This is the 22nd day of my participation in Gwen Challenge

Optimistic locking

Optimistic locking is an optimistic idea. It assumes that the current environment is read more and write less, and the probability of concurrent write is low. When reading data, it assumes that other threads are not modifying the data, so the lock is not locked. It works like this: after modifying the shared resource, verify that there is no conflict during this period. If no other thread is modifying the resource, the operation is complete.

Here’s an example scenario: online documentation.

We all know that online documents can be edited by multiple people at the same time. If pessimistic lock is used, then as long as one user is editing the document, other users cannot open the same document, which is of course a bad user experience. That allows multiple users to edit simultaneously, in effect using optimistic locks, which allow multiple users to open the same document for editing, and only verify if the changes conflict after the editing is committed.

What is a conflict? Here is an example. For example, user A first edits the document in the browser, and then user B opens the same document in the browser for editing. However, user B submits changes to the document before user A, and user A is unaware of this process. Then there will be conflicts between parallel modifications made by A and B.

How does the server verify that there is a conflict? The usual scheme is as follows:

  • Since the probability of conflict is low, the user is allowed to edit the document first, but the browser will record the version number returned by the server when downloading the document.
  • When a user submits a modification request, the request is sent to the server with the original document version number. After receiving the request, the server compares it with the current version number. If the version number is the same, the modification succeeds; otherwise, the submission fails.
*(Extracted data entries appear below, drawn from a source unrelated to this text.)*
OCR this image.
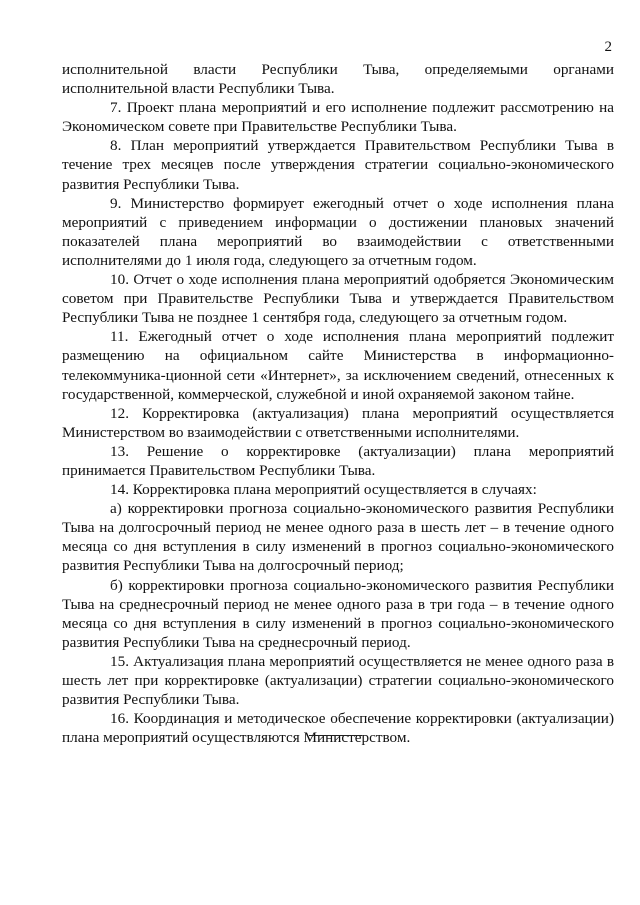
2

исполнительной власти Республики Тыва, определяемыми органами исполнительной власти Республики Тыва.

7. Проект плана мероприятий и его исполнение подлежит рассмотрению на Экономическом совете при Правительстве Республики Тыва.

8. План мероприятий утверждается Правительством Республики Тыва в течение трех месяцев после утверждения стратегии социально-экономического развития Республики Тыва.

9. Министерство формирует ежегодный отчет о ходе исполнения плана мероприятий с приведением информации о достижении плановых значений показателей плана мероприятий во взаимодействии с ответственными исполнителями до 1 июля года, следующего за отчетным годом.

10. Отчет о ходе исполнения плана мероприятий одобряется Экономическим советом при Правительстве Республики Тыва и утверждается Правительством Республики Тыва не позднее 1 сентября года, следующего за отчетным годом.

11. Ежегодный отчет о ходе исполнения плана мероприятий подлежит размещению на официальном сайте Министерства в информационно-телекоммуника-ционной сети «Интернет», за исключением сведений, отнесенных к государственной, коммерческой, служебной и иной охраняемой законом тайне.

12. Корректировка (актуализация) плана мероприятий осуществляется Министерством во взаимодействии с ответственными исполнителями.

13. Решение о корректировке (актуализации) плана мероприятий принимается Правительством Республики Тыва.

14. Корректировка плана мероприятий осуществляется в случаях:

а) корректировки прогноза социально-экономического развития Республики Тыва на долгосрочный период не менее одного раза в шесть лет – в течение одного месяца со дня вступления в силу изменений в прогноз социально-экономического развития Республики Тыва на долгосрочный период;

б) корректировки прогноза социально-экономического развития Республики Тыва на среднесрочный период не менее одного раза в три года – в течение одного месяца со дня вступления в силу изменений в прогноз социально-экономического развития Республики Тыва на среднесрочный период.

15. Актуализация плана мероприятий осуществляется не менее одного раза в шесть лет при корректировке (актуализации) стратегии социально-экономического развития Республики Тыва.

16. Координация и методическое обеспечение корректировки (актуализации) плана мероприятий осуществляются Министерством.
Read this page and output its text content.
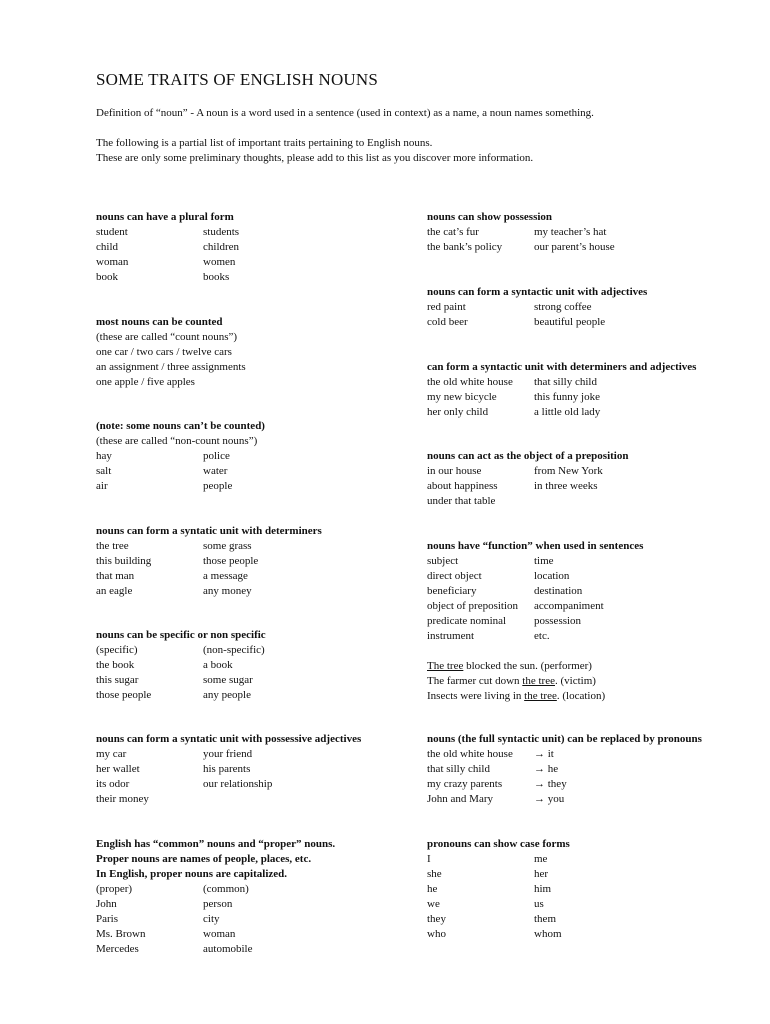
SOME TRAITS OF ENGLISH NOUNS

Definition of “noun” - A noun is a word used in a sentence (used in context) as a name, a noun names something.

The following is a partial list of important traits pertaining to English nouns.

These are only some preliminary thoughts, please add to this list as you discover more information.

nouns can have a plural form
student	students
child	children
woman	women
book	books
most nouns can be counted
(these are called “count nouns”)
one car / two cars / twelve cars
an assignment / three assignments
one apple / five apples
(note: some nouns can’t be counted)
(these are called “non-count nouns”)
hay	police
salt	water
air	people
nouns can form a syntatic unit with determiners
the tree	some grass
this building	those people
that man	a message
an eagle	any money
nouns can be specific or non specific
(specific)	(non-specific)
the book	a book
this sugar	some sugar
those people	any people
nouns can form a syntatic unit with possessive adjectives
my car	your friend
her wallet	his parents
its odor	our relationship
their money
English has “common” nouns and “proper” nouns.
Proper nouns are names of people, places, etc.
In English, proper nouns are capitalized.
(proper)	(common)
John	person
Paris	city
Ms. Brown	woman
Mercedes	automobile
nouns can show possession
the cat’s fur	my teacher’s hat
the bank’s policy	our parent’s house
nouns can form a syntactic unit with adjectives
red paint	strong coffee
cold beer	beautiful people
can form a syntactic unit with determiners and adjectives
the old white house	that silly child
my new bicycle	this funny joke
her only child	a little old lady
nouns can act as the object of a preposition
in our house	from New York
about happiness	in three weeks
under that table
nouns have “function” when used in sentences
subject	time
direct object	location
beneficiary	destination
object of preposition	accompaniment
predicate nominal	possession
instrument	etc.
The tree blocked the sun. (performer)
The farmer cut down the tree. (victim)
Insects were living in the tree. (location)
nouns (the full syntactic unit) can be replaced by pronouns
the old white house	→ it
that silly child	→ he
my crazy parents	→ they
John and Mary	→ you
pronouns can show case forms
I	me
she	her
he	him
we	us
they	them
who	whom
In fact, our common SVN and Git also use the idea of optimistic locking. Users should first edit the code, and then determine whether there is a conflict by the version number when submitting. If there is a conflict, we need to modify it by ourselves before submitting it again.

Optimistic lock in Java: CAS, compare and replace, compare the current value (value in main memory), and the expected value (value in the current thread, a copy of the value in main memory), update, otherwise continue CAS operation.

Pessimistic locking

Pessimistic Lock Works pessimistically, that is, it thinks that more data is written and less data is read, and the possibility of concurrent write is high. Every time it tries to get data, it thinks that other threads will modify it. Therefore, every time it reads or writes data, it will lock the data. When another thread tries to read or write the data, it blocks it until the thread releases the lock and the other thread acquires the lock.

CAS

CAS: full name Compare and swap, literally: “Compare and swap”, a CAS involves the following operations:

We assume that the old data V in memory, the old expected value A, and the new value B need to be modified.

  1. Compare whether A and V are equal. (compare)
  2. If it’s equal, write B to V. (exchange)
  3. Returns whether the operation succeeded.

When multiple threads perform CAS operations on a resource at the same time, only one thread succeeds in the operation, but the other threads do not block, and the other threads receive a failure signal. So CAS is an optimistic lock.

CAS application scenarios:

  • The use of CAS can avoid thread blocking, such as the implementation of spinlocks.

  • Most of the time we use while true until success.

CAS shortcomings

  • The ABA problem is that A value changes from Ato B and then to A, and the CAS operation does not detect that value change. You can use A version of AtomicStampedReference that carries A similar timestamp

  • Performance issues. Most of the time, we use while true to modify the data until it succeeds. The advantage is that it is correspondingly fast, but when the number of threads keeps increasing, performance degrades significantly because each thread needs to execute, consuming CPU time.